The state commissioner in charge of disbursing the $2.6 billion given to the state for the federal Emergency Rental Assistance Program (ERAP) vowed to get most of the money in the hands of cash-strapped renters by the Sept. 30 deadline.
The program is a part of the Health and Economic Recovery Omnibus Emergency Solutions Act (HEROES Act) established by the federal government.
“New York received $2.6 billion to create ERAP, and the state kicked in another $100 million,” said Office of Temporary and Disability Assistance (OTDA) Commissioner Michael Hein, who heads the agency charged with distributing the funds.
“The purpose of the program is to assist households that have been unable to pay residential rent and/or utilities due to the COVID-19 pandemic,” Hein added.
Hein’s comments came at a State Assembly hearing on the program earlier this week. Assembly Members Steven Cymbrowitz (D-Brooklyn), Helene Weinstein (D-Brooklyn), and Linda B. Rosenthal (D-Manhattan) chaired the hearing.
To be eligible for ERAP, New York residents must meet all of the following four criteria. The household gross income must either be at or below 80% of the Area Median Income (AMI). On or after March 13, 2020, a member of the household must have received unemployment benefits or experienced a financial hardship, directly or indirectly, due to the COVID-19 pandemic, have rent overdue at their current residence, or the household must be at risk of experiencing homelessness or housing instability.
During the height of the pandemic, New York saw unemployment rates skyrocket, with over 3.4 million people filing for unemployment insurance in just one week, according to the New York State Comptroller’s office.
Several Assembly Members, along with tenants and housing advocates, criticized the program’s implementation and application process, including Assembly Members Carmen de la Rosa, Jessica Gonzales-Rojas, Jeffrey Dinowitz, Matthew Simpson, Nathalia Fernandez, Phara Souffrant Forrest, and Michael J. Fitzpatrick.
Rosenthal and De la Rosa addressed some of the frustration that her fellow members felt, pointing out the fact that many tenants are close to having nervous breakdowns due to the uncertainty of their living situation.
Ana Galvez, who is an immigrant and single mom, shared her challenges. She is also a member of Community Action for Safe Apartments (CASA).
“I lost my job last year, and I have had a terrible experience. I have struggled to pay rent, and because of my situation with my landlord, I had to organize with my neighbors. State leadership has failed again, and there is no excuse. Thus, the eviction moratorium should be extended,” said Galvez.
“Since the state received ERAP funds in January, there seems to be no movement, and we are now in August, and I don’t understand why,” said Rosenthal.
Dinowitz pointed out the failure of OTDA in not getting out payments to landlords and tenants fast enough.
“Currently, less than 4% of the $100 million payments have been sent out to tenants and landlords. That’s an abysmal rate of getting the job done, and thus, the question is: Should the moratorium be extended?” said Dinowitz.

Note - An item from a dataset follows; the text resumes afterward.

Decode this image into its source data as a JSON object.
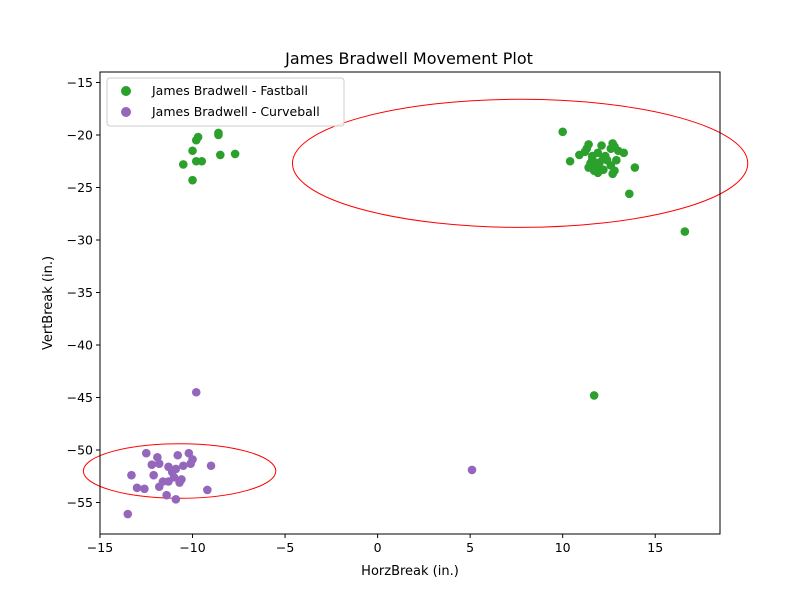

Gonzales-Rojas pointed out the challenge of dealing with language barriers and reasonable accommodations when filling out the application online, which the Hein said can take up to an hour and half or more. Forrest echoed her sentiment.

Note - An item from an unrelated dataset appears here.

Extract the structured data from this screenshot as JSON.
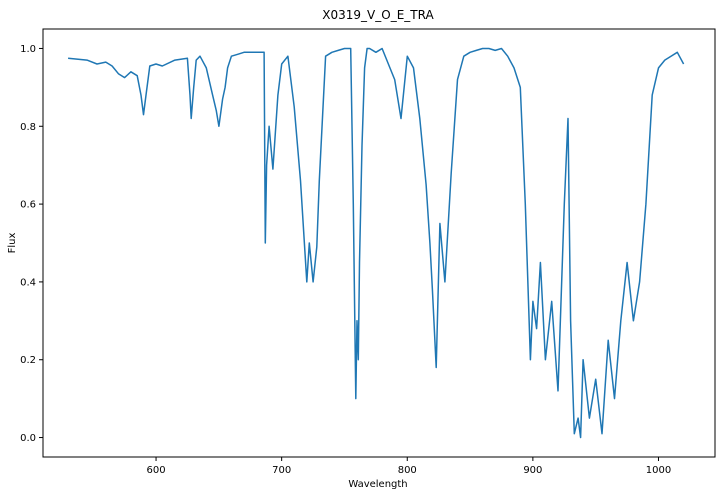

“There needs to be a daily dashboard established that keeps a record of application data, and there must be real-time progress available that is accessible to all who apply,” said Gonzalez-Rojas.
Khadija Hussain, a housing benefits advocate at the Urban Justice Center, echoed this sentiment, emphasizing that, “There needs to be more languages added to the application options online, and the helpline.”
Fernandez emphasized her frustration with the fact that OTDA knew of the moratorium deadline, and waited until a few weeks were left to act.
Kim Statuto, who is another CASA member, echoed this sentiment, saying, “OTDA knew how difficult of a task this was. It’s a debacle.”